Susan White, resident artist at Studios Inc in the East Crossroads, sought out Churchill to disassemble and store her 17-foot-tall thorn sculpture, “Rift,” which had to be taken apart in four sections.
“The separate components were awkward, but I could see his roots in design coming through in his elegant solution,” White says. “He suspended each section within its own skeletal crate, open on all four sides and kind of open on the top, so that I could access them, but they were still stable and secure.”
It’s almost a shame to have to remove the sections of sculpture from their ingeniously fashioned crates, “because they look like a new piece of artwork,” she says. “It looks like a collaboration with Paul Churchill. I’ve got a photo of it in my studio, because I keep thinking, ‘OK, so this is an idea.’”
Churchill is also adept at formally collaborating with artists on the presentational end of things, such as helping to install five monoprints for Lawrence artist May Tveit’s recent exhibition, “Drop Unit,” at the Greenlease Gallery at Rockhurst University.
“He just is a complete workhorse,” Tveit says. “He was running up and down a super-tall ladder and working in tandem with me to remove light from the space and then add light in. He was a complete, open collaborator.
“And he’s been around the block. He knows the drill. He knows how to talk to people and how to calm whatever trepidations they might have. He’s just constantly reassuring. And as an artist in an installation deadline mode, just having that calm energy was really welcomed.”
When the Steamboat Arabia Museum in the City Market reached out to Churchill for an especially challenging assignment, his tranquil vigor was needed more than ever. The seals had broken on one of the museum’s large cold-storage preservation containers, leading the artifacts inside to become dangerously covered in thick ice.
“They hired us to take everything out and move it into another working freezer,” Churchill recalls. “The entire thing at the roofline and into the shelves was encased in this ice. We just slowly chipped away, chipped away, chipped away.
“It was so exhilarating.

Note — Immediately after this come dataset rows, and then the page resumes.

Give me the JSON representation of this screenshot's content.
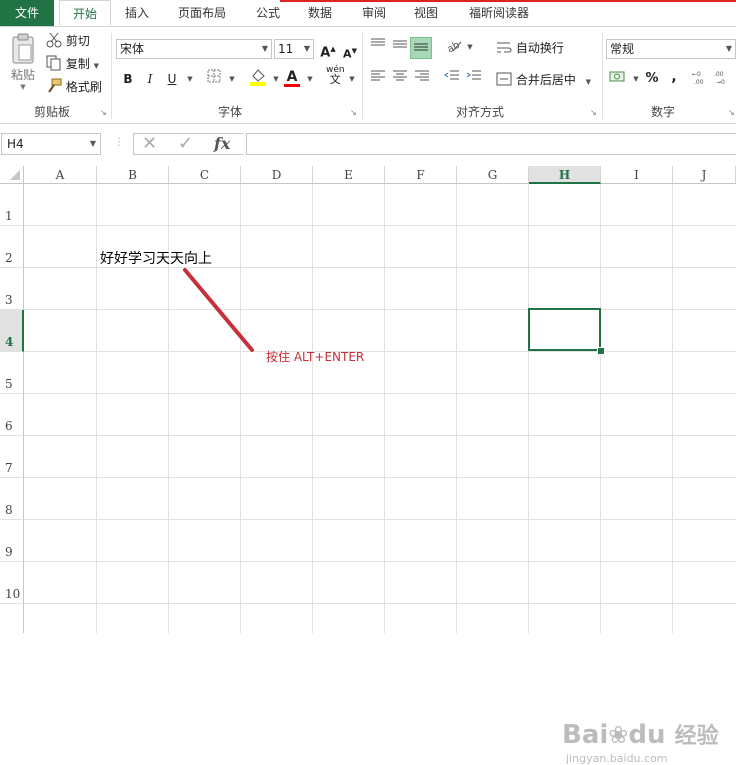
{
  "tabs": [
    {
      "label": "文件"
    },
    {
      "label": "开始"
    },
    {
      "label": "插入"
    },
    {
      "label": "页面布局"
    },
    {
      "label": "公式"
    },
    {
      "label": "数据"
    },
    {
      "label": "审阅"
    },
    {
      "label": "视图"
    },
    {
      "label": "福昕阅读器"
    }
  ],
  "ribbon": {
    "clipboard": {
      "paste": "粘贴",
      "cut": "剪切",
      "copy": "复制",
      "format_painter": "格式刷",
      "label": "剪贴板"
    },
    "font": {
      "name": "宋体",
      "size": "11",
      "bold": "B",
      "italic": "I",
      "underline": "U",
      "grow": "A",
      "shrink": "A",
      "font_color": "A",
      "phonetic": "wén",
      "phonetic2": "文",
      "label": "字体"
    },
    "alignment": {
      "wrap_text": "自动换行",
      "merge_center": "合并后居中",
      "label": "对齐方式"
    },
    "number": {
      "format": "常规",
      "percent": "%",
      "comma": ",",
      "label": "数字"
    }
  },
  "formula_bar": {
    "name_box": "H4",
    "fx": "fx",
    "value": ""
  },
  "columns": [
    "A",
    "B",
    "C",
    "D",
    "E",
    "F",
    "G",
    "H",
    "I",
    "J"
  ],
  "rows": [
    "1",
    "2",
    "3",
    "4",
    "5",
    "6",
    "7",
    "8",
    "9",
    "10"
  ],
  "selected_cell": "H4",
  "cells": {
    "B2": "好好学习天天向上"
  },
  "annotation": "按住 ALT+ENTER",
  "watermark": {
    "brand": "Bai",
    "brand2": "du",
    "cn": "经验",
    "url": "jingyan.baidu.com"
  },
  "colors": {
    "excel_green": "#217346",
    "annotation_red": "#c5303a",
    "grid": "#e1e1e1"
  }
}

I knew it was going to be a problem project. I knew I was going to be miserable for three days — minus 13 degrees with a fan blowing on you is nuts. But this is why I’m here. Because somebody can’t, and I know I can, I’m able to help.”
That professional dedication also extends to far more ordinary jobs, Churchill says, “like if somebody calls me with just a few pieces to hang.”
Still, he never quite knows what to really expect until he arrives on the scene.
“I’ve gone into a place where they said, ‘We’ve got 13 pieces to hang,’ and they actually had almost 80 pieces that they wanted to hang everywhere. They said, ‘Oh, we forgot about those.’ But if it’s important to them, it’s important to me.”